Microsoft looks to 'do for data sharing what open source did for code'

Microsoft is working to standardize data-sharing terms via pre-designed licensing agreements, the first of which now are available for preview and comment.

datasharingmicrosoft.jpg

As Microsoft seeks to make data-sharing across companies easier and more pervasive, company officials have seen areas where roadblocks can occur. Prevalent among these are the lack of consistent, standardized data-sharing terms and licensing agreements. On July 23, the company took a first potential step toward remedying this gap.

Microsoft is making publicly available today the first drafts of three proposed data-sharing agreements. It is looking for community feedback and input on them over the next few months. Each of the three is designed for particular data-sharing scenarios between companies -- not individuals -- and is covered by the Creative Commons license. Some of these agreements will be published on Microsoft's GitHub code-sharing site.

Microsoft officials said they believe these kinds of agreements could alleviate the need of companies to spend months or years negotiating and creating data-sharing governance agreements.

Microsoft Corporate Vice President and Chief IP Counsel Erich Andersen said that Microsoft is trying to bring open-source-license-like structure to these kinds of data-sharing agreements. The OSI maintains a number of pre-approved licenses, such as the Apache License, BSD License, MIT License, etc., which companies can use to license their source code.

"We're looking to do for data what open source did for code," Andersen said.

Microsoft expects these kinds of agreements could help the Open Data Initiative (ODI) participants in their quests to provide a single, unified view of customer data. ODI -- founded by Microsoft, Adobe and SAP last fall -- was conceived as a way for companies to "re-imagine customer experience management" (aka CRM) by being able to integrate CRM, ERP, commerce, sales, product usage and other data into a single data view that works across devices.

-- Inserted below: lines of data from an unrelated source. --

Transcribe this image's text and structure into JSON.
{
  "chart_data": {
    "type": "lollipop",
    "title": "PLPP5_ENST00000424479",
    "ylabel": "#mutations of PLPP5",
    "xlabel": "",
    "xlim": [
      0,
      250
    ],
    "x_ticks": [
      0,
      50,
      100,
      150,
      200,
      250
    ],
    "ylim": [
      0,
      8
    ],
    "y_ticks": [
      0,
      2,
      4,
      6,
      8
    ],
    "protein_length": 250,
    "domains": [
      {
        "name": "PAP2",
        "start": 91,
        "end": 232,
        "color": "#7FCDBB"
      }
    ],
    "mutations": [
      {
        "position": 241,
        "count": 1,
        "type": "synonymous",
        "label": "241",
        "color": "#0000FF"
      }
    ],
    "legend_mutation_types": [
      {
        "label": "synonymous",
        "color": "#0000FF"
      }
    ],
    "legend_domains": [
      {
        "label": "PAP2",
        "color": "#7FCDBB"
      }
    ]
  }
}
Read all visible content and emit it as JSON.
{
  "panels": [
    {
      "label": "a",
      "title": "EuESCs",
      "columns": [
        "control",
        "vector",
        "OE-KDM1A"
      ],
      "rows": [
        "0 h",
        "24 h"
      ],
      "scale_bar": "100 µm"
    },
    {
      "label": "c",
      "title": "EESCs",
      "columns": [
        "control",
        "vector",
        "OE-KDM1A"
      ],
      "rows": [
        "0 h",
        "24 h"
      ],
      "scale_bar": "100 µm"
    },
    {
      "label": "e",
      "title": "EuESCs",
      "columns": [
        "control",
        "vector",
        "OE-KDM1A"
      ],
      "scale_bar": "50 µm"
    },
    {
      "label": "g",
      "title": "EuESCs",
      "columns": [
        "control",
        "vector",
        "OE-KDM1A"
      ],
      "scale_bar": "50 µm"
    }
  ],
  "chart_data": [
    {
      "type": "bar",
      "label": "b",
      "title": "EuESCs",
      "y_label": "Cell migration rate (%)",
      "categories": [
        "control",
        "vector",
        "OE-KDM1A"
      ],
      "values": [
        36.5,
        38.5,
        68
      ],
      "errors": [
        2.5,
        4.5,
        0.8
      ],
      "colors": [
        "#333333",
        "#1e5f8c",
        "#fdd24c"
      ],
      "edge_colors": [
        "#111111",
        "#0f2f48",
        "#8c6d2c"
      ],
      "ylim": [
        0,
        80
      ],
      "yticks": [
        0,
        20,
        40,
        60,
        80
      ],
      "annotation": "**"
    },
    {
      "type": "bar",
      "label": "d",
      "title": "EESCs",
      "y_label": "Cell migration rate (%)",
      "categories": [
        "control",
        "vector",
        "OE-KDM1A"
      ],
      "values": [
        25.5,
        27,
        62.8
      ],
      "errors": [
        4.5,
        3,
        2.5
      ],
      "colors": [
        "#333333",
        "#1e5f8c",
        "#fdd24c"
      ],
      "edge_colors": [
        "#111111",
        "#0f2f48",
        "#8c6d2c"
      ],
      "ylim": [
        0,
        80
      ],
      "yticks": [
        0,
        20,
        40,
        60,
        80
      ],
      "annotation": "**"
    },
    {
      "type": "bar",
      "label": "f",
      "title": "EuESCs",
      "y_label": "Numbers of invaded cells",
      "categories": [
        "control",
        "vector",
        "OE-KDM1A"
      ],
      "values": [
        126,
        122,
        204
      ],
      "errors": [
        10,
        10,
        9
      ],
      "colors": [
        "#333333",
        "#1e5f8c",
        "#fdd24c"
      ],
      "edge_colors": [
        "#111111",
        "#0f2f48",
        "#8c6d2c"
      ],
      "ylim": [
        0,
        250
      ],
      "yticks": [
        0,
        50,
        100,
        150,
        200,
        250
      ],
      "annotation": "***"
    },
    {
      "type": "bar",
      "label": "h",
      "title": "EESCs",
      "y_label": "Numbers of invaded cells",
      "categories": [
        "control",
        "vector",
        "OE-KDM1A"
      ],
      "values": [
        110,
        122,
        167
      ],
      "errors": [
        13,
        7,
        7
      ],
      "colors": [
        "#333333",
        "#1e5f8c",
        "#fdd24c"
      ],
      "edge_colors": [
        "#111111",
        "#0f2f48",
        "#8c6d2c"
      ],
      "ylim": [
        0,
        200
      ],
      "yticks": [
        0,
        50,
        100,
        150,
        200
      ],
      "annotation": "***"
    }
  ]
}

Microsoft's initial three data-sharing agreement proposals (which can be found here) are:

  • Open Use of Data Agreement (O-UDA): Designed for use with open datasets which don't include personal data or data owned by a data provider. It is the most open and least restricted of the three first proposals.
  • Computational Use of Data Agreement (C-UDA): Designed to define a use of data sets for AI training purposes which contain third-party materials. This is a contract for use with a database which includes open data but also some elements which are copyright-protectable (such as photos or snippets of text). It's for training an AI model but prohibits the republishing or redistributing of the protectable elements.
  • Data Use Agreement for Open AI Model Development (DUA-OAI): Designed for underlying data with elements which may involve privacy or when data may be proprietary to the controller of the data.

Microsoft recently announced another piece of the data-sharing puzzle with the Azure Data Share service, which is now in preview. Azure Data Share is designed to allow companies to share big datasets between them in a more secure way than something like FTP or via web APIs. Azure Data Share is meant for use with Azure Blob Service and Azure Data Lake Storage.